I’ve received my straight stack, unlettered version which will become Pagosa Lumber Company #7. PGL had Climax #7 briefly in the 1920's so that justifies (as much as we need to justify these things!) adding it to my PGL roster (with a Shay) that feeds my D&RGW Alamosa Branch.

This brings me to a long-shot query: is there anyone who acquired the Mich-Cal version, not because they are faithful to that prototype, but rather because they just wanted a wood-burner, diamond stack version? The reason I ask is that the two models seem to be a hodge-podge of eras. The unlettered version I have is set up as an oil burner, but has an old-style oil or acetylene headlight. The Mich-Cal version was a wood-burner with a generator and arc headlight (correct, I assume). So, is anyone interested in swapping headlights? I’d also need the generator which would suggest a balance of payment from me to you if you are interested. Just send me a PM and we can work out the details.
The swap would work with an electric Climax, as well.

Scott


----------



## craig0127 (May 20, 2008)

Chama, 

I also got the unlettered version because it is the closest model to a real one out in the northeast (still running) Its the (White mountain central RR) in Woodstock N.H.. Straight stack, and its a WOOD BURNER. same headlight . the only difference between the real one and ours is a steel cab and tapered boiler.


----------



## Chrisp (Jan 3, 2008)

I had time for the first run today, so-so for a few reasons. First was limited gas flow and insufficient boiler pressure for a good run.
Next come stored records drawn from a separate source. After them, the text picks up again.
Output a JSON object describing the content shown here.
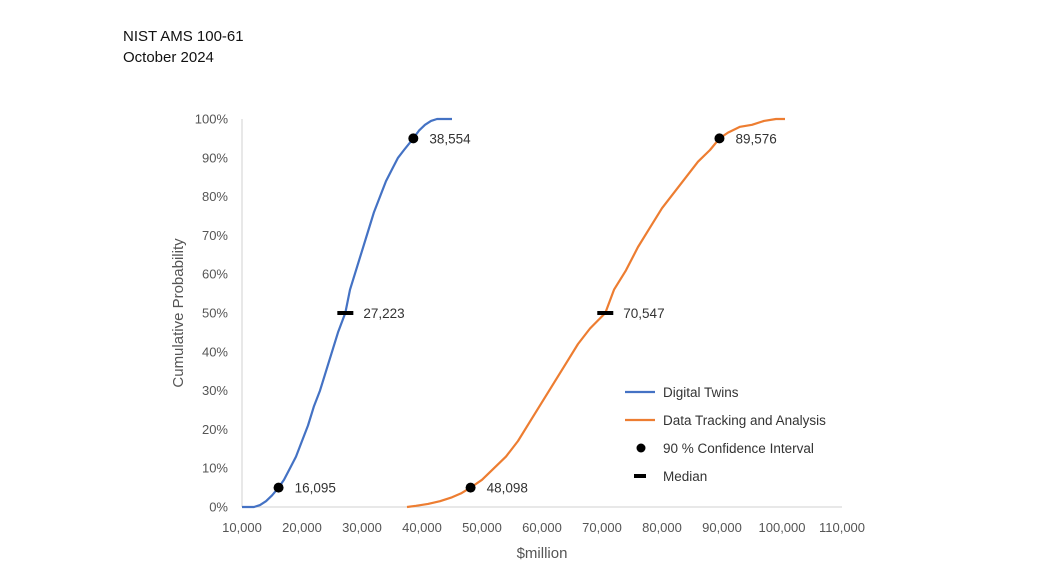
{
  "header": {
    "line1": "NIST AMS 100-61",
    "line2": "October 2024"
  },
  "chart_data": {
    "type": "line",
    "xlabel": "$million",
    "ylabel": "Cumulative Probability",
    "xlim": [
      10000,
      110000
    ],
    "ylim": [
      0,
      1
    ],
    "x_ticks": [
      10000,
      20000,
      30000,
      40000,
      50000,
      60000,
      70000,
      80000,
      90000,
      100000,
      110000
    ],
    "x_tick_labels": [
      "10,000",
      "20,000",
      "30,000",
      "40,000",
      "50,000",
      "60,000",
      "70,000",
      "80,000",
      "90,000",
      "100,000",
      "110,000"
    ],
    "y_ticks": [
      0,
      0.1,
      0.2,
      0.3,
      0.4,
      0.5,
      0.6,
      0.7,
      0.8,
      0.9,
      1.0
    ],
    "y_tick_labels": [
      "0%",
      "10%",
      "20%",
      "30%",
      "40%",
      "50%",
      "60%",
      "70%",
      "80%",
      "90%",
      "100%"
    ],
    "grid": false,
    "legend_position": "bottom-right",
    "series": [
      {
        "name": "Digital Twins",
        "color": "#4472C4",
        "points": [
          [
            10000,
            0.0
          ],
          [
            12000,
            0.0
          ],
          [
            13000,
            0.005
          ],
          [
            14000,
            0.015
          ],
          [
            15000,
            0.03
          ],
          [
            16095,
            0.05
          ],
          [
            17000,
            0.07
          ],
          [
            18000,
            0.1
          ],
          [
            19000,
            0.13
          ],
          [
            20000,
            0.17
          ],
          [
            21000,
            0.21
          ],
          [
            22000,
            0.26
          ],
          [
            23000,
            0.3
          ],
          [
            24000,
            0.35
          ],
          [
            25000,
            0.4
          ],
          [
            26000,
            0.45
          ],
          [
            27223,
            0.5
          ],
          [
            28000,
            0.56
          ],
          [
            29000,
            0.61
          ],
          [
            30000,
            0.66
          ],
          [
            31000,
            0.71
          ],
          [
            32000,
            0.76
          ],
          [
            33000,
            0.8
          ],
          [
            34000,
            0.84
          ],
          [
            35000,
            0.87
          ],
          [
            36000,
            0.9
          ],
          [
            37000,
            0.92
          ],
          [
            38554,
            0.95
          ],
          [
            39500,
            0.97
          ],
          [
            40500,
            0.985
          ],
          [
            41500,
            0.995
          ],
          [
            42500,
            1.0
          ],
          [
            45000,
            1.0
          ]
        ]
      },
      {
        "name": "Data Tracking and Analysis",
        "color": "#ED7D31",
        "points": [
          [
            37500,
            0.0
          ],
          [
            39000,
            0.003
          ],
          [
            41000,
            0.008
          ],
          [
            43000,
            0.015
          ],
          [
            45000,
            0.025
          ],
          [
            46500,
            0.035
          ],
          [
            48098,
            0.05
          ],
          [
            50000,
            0.07
          ],
          [
            52000,
            0.1
          ],
          [
            54000,
            0.13
          ],
          [
            56000,
            0.17
          ],
          [
            58000,
            0.22
          ],
          [
            60000,
            0.27
          ],
          [
            62000,
            0.32
          ],
          [
            64000,
            0.37
          ],
          [
            66000,
            0.42
          ],
          [
            68000,
            0.46
          ],
          [
            70547,
            0.5
          ],
          [
            72000,
            0.56
          ],
          [
            74000,
            0.61
          ],
          [
            76000,
            0.67
          ],
          [
            78000,
            0.72
          ],
          [
            80000,
            0.77
          ],
          [
            82000,
            0.81
          ],
          [
            84000,
            0.85
          ],
          [
            86000,
            0.89
          ],
          [
            88000,
            0.92
          ],
          [
            89576,
            0.95
          ],
          [
            91000,
            0.965
          ],
          [
            93000,
            0.98
          ],
          [
            95000,
            0.985
          ],
          [
            97000,
            0.995
          ],
          [
            99000,
            1.0
          ],
          [
            100500,
            1.0
          ]
        ]
      }
    ],
    "confidence_markers": [
      {
        "x": 16095,
        "y": 0.05,
        "label": "16,095"
      },
      {
        "x": 38554,
        "y": 0.95,
        "label": "38,554"
      },
      {
        "x": 48098,
        "y": 0.05,
        "label": "48,098"
      },
      {
        "x": 89576,
        "y": 0.95,
        "label": "89,576"
      }
    ],
    "median_markers": [
      {
        "x": 27223,
        "y": 0.5,
        "label": "27,223"
      },
      {
        "x": 70547,
        "y": 0.5,
        "label": "70,547"
      }
    ],
    "legend": [
      {
        "label": "Digital Twins",
        "kind": "line",
        "color": "#4472C4"
      },
      {
        "label": "Data Tracking and Analysis",
        "kind": "line",
        "color": "#ED7D31"
      },
      {
        "label": "90 % Confidence Interval",
        "kind": "dot",
        "color": "#000000"
      },
      {
        "label": "Median",
        "kind": "dash",
        "color": "#000000"
      }
    ]
  }
}
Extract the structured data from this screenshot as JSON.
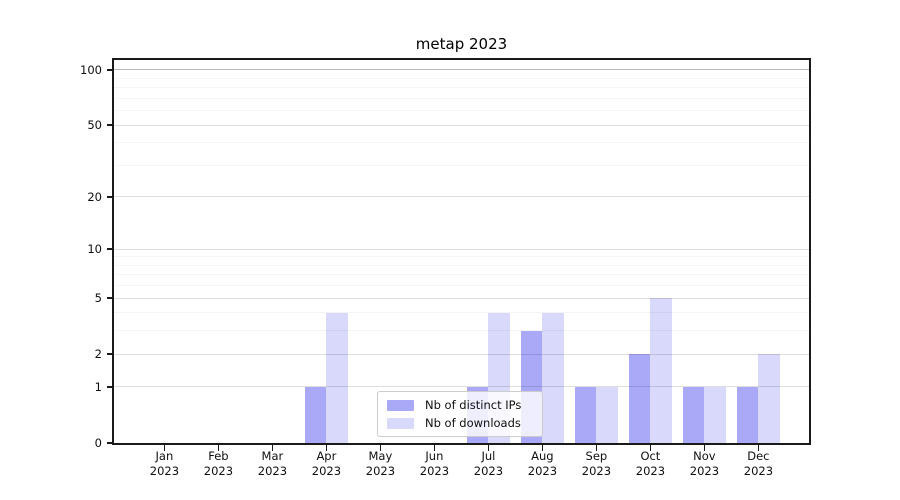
{
  "chart_data": {
    "type": "bar",
    "title": "metap 2023",
    "xlabel": "",
    "ylabel": "",
    "scale": "log1p",
    "grid": true,
    "legend_position": "lower-center",
    "ylim": [
      0,
      114
    ],
    "yticks": [
      0,
      1,
      2,
      5,
      10,
      20,
      50,
      100
    ],
    "y_minor_gridlines": [
      3,
      4,
      6,
      7,
      8,
      9,
      30,
      40,
      60,
      70,
      80,
      90
    ],
    "categories": [
      "Jan 2023",
      "Feb 2023",
      "Mar 2023",
      "Apr 2023",
      "May 2023",
      "Jun 2023",
      "Jul 2023",
      "Aug 2023",
      "Sep 2023",
      "Oct 2023",
      "Nov 2023",
      "Dec 2023"
    ],
    "series": [
      {
        "name": "Nb of distinct IPs",
        "color": "#a9a9f7",
        "values": [
          0,
          0,
          0,
          1,
          0,
          0,
          1,
          3,
          1,
          2,
          1,
          1
        ]
      },
      {
        "name": "Nb of downloads",
        "color": "#d9d9fb",
        "values": [
          0,
          0,
          0,
          4,
          0,
          0,
          4,
          4,
          1,
          5,
          1,
          2
        ]
      }
    ],
    "colors": {
      "grid_major": "#dedede",
      "grid_minor": "#f4f4f4",
      "grid_top_line": "#b8b8b8",
      "axis_spine": "#1a1a1a",
      "text": "#0f0f0f",
      "background": "#ffffff"
    }
  }
}
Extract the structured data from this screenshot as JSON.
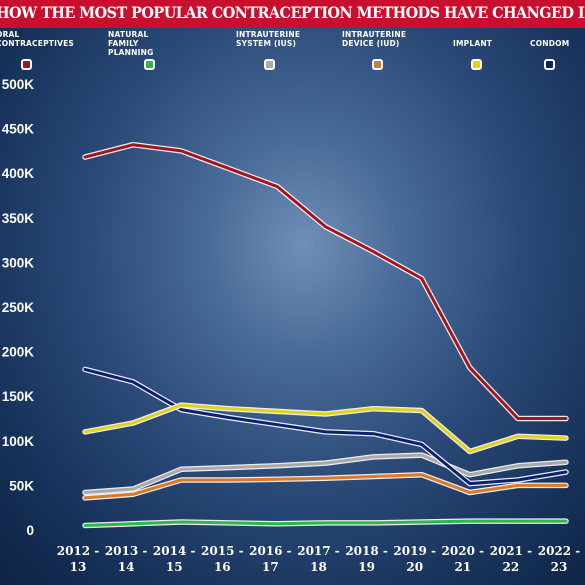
{
  "chart_data": {
    "type": "line",
    "title": "HOW THE MOST POPULAR CONTRACEPTION METHODS HAVE CHANGED IN A DECADE",
    "xlabel": "",
    "ylabel": "",
    "categories": [
      "2012 - 13",
      "2013 - 14",
      "2014 - 15",
      "2015 - 16",
      "2016 - 17",
      "2017 - 18",
      "2018 - 19",
      "2019 - 20",
      "2020 - 21",
      "2021 - 22",
      "2022 - 23"
    ],
    "ylim": [
      0,
      500000
    ],
    "y_ticks": [
      "0",
      "50K",
      "100K",
      "150K",
      "200K",
      "250K",
      "300K",
      "350K",
      "400K",
      "450K",
      "500K"
    ],
    "legend_position": "top",
    "grid": false,
    "series": [
      {
        "name": "ORAL CONTRACEPTIVES",
        "color": "#a3141c",
        "values": [
          418000,
          432000,
          425000,
          405000,
          385000,
          340000,
          312000,
          282000,
          182000,
          125000,
          125000
        ]
      },
      {
        "name": "NATURAL FAMILY PLANNING",
        "color": "#2fb84a",
        "values": [
          5000,
          7000,
          9000,
          8000,
          7000,
          8000,
          8000,
          9000,
          10000,
          10000,
          10000
        ]
      },
      {
        "name": "INTRAUTERINE SYSTEM (IUS)",
        "color": "#a9a9a9",
        "values": [
          42000,
          46000,
          68000,
          70000,
          72000,
          75000,
          82000,
          84000,
          62000,
          72000,
          76000
        ]
      },
      {
        "name": "INTRAUTERINE DEVICE (IUD)",
        "color": "#d97a2a",
        "values": [
          36000,
          40000,
          56000,
          56000,
          57000,
          58000,
          60000,
          62000,
          42000,
          50000,
          50000
        ]
      },
      {
        "name": "IMPLANT",
        "color": "#e3d21a",
        "values": [
          110000,
          120000,
          140000,
          136000,
          133000,
          130000,
          136000,
          134000,
          88000,
          105000,
          103000
        ]
      },
      {
        "name": "CONDOM",
        "color": "#0d1f6e",
        "values": [
          180000,
          166000,
          135000,
          126000,
          118000,
          110000,
          108000,
          96000,
          52000,
          56000,
          65000
        ]
      }
    ]
  }
}
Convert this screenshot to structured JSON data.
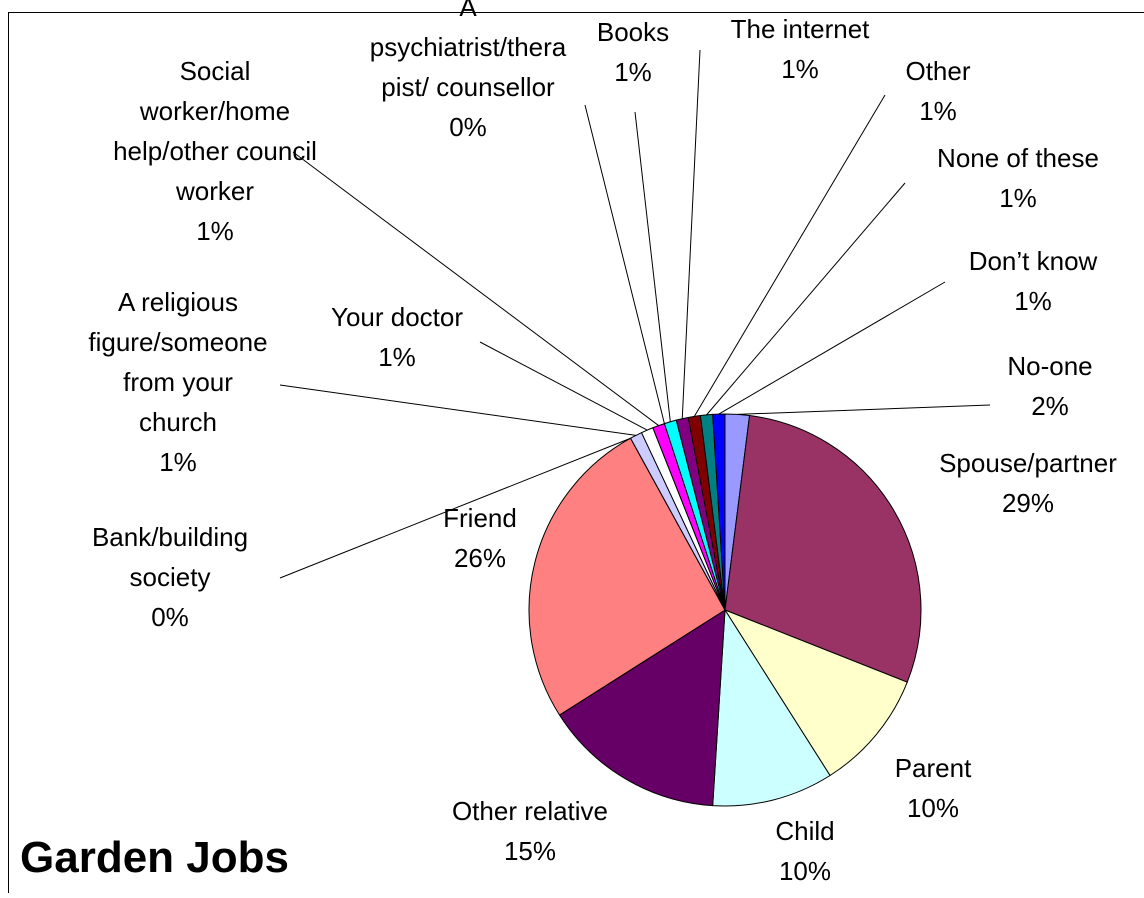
{
  "chart_data": {
    "type": "pie",
    "title": "Garden Jobs",
    "categories": [
      "No-one",
      "Spouse/partner",
      "Parent",
      "Child",
      "Other relative",
      "Friend",
      "Bank/building society",
      "A religious figure/someone from your church",
      "Your doctor",
      "Social worker/home help/other council worker",
      "A psychiatrist/therapist/ counsellor",
      "Books",
      "The internet",
      "Other",
      "None of these",
      "Don’t know"
    ],
    "values": [
      2,
      29,
      10,
      10,
      15,
      26,
      0,
      1,
      1,
      1,
      0,
      1,
      1,
      1,
      1,
      1
    ],
    "value_labels": [
      "2%",
      "29%",
      "10%",
      "10%",
      "15%",
      "26%",
      "0%",
      "1%",
      "1%",
      "1%",
      "0%",
      "1%",
      "1%",
      "1%",
      "1%",
      "1%"
    ],
    "colors": [
      "#9999ff",
      "#993366",
      "#ffffcc",
      "#ccffff",
      "#660066",
      "#ff8080",
      "#0066cc",
      "#ccccff",
      "#ffffff",
      "#ff00ff",
      "#ffff00",
      "#00ffff",
      "#800080",
      "#800000",
      "#008080",
      "#0000ff"
    ]
  }
}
I think this was caused by either a blocked jet or the factory setting for the collar that slides over ther air holes in the body the jet fits into. I pulled the jet and cleared it (no easy feat - the plumbing in the cab is tight!) and moved the collar so the holes are uncovered - this time got a healthy blue flame and good pressure on the work bench.

The other issue is some apparent binding of the drive train in turns that I think will resolve itself as the engine breaks in. I'm off for a business trip this week, so will have to wait till next weekend for more runs.


----------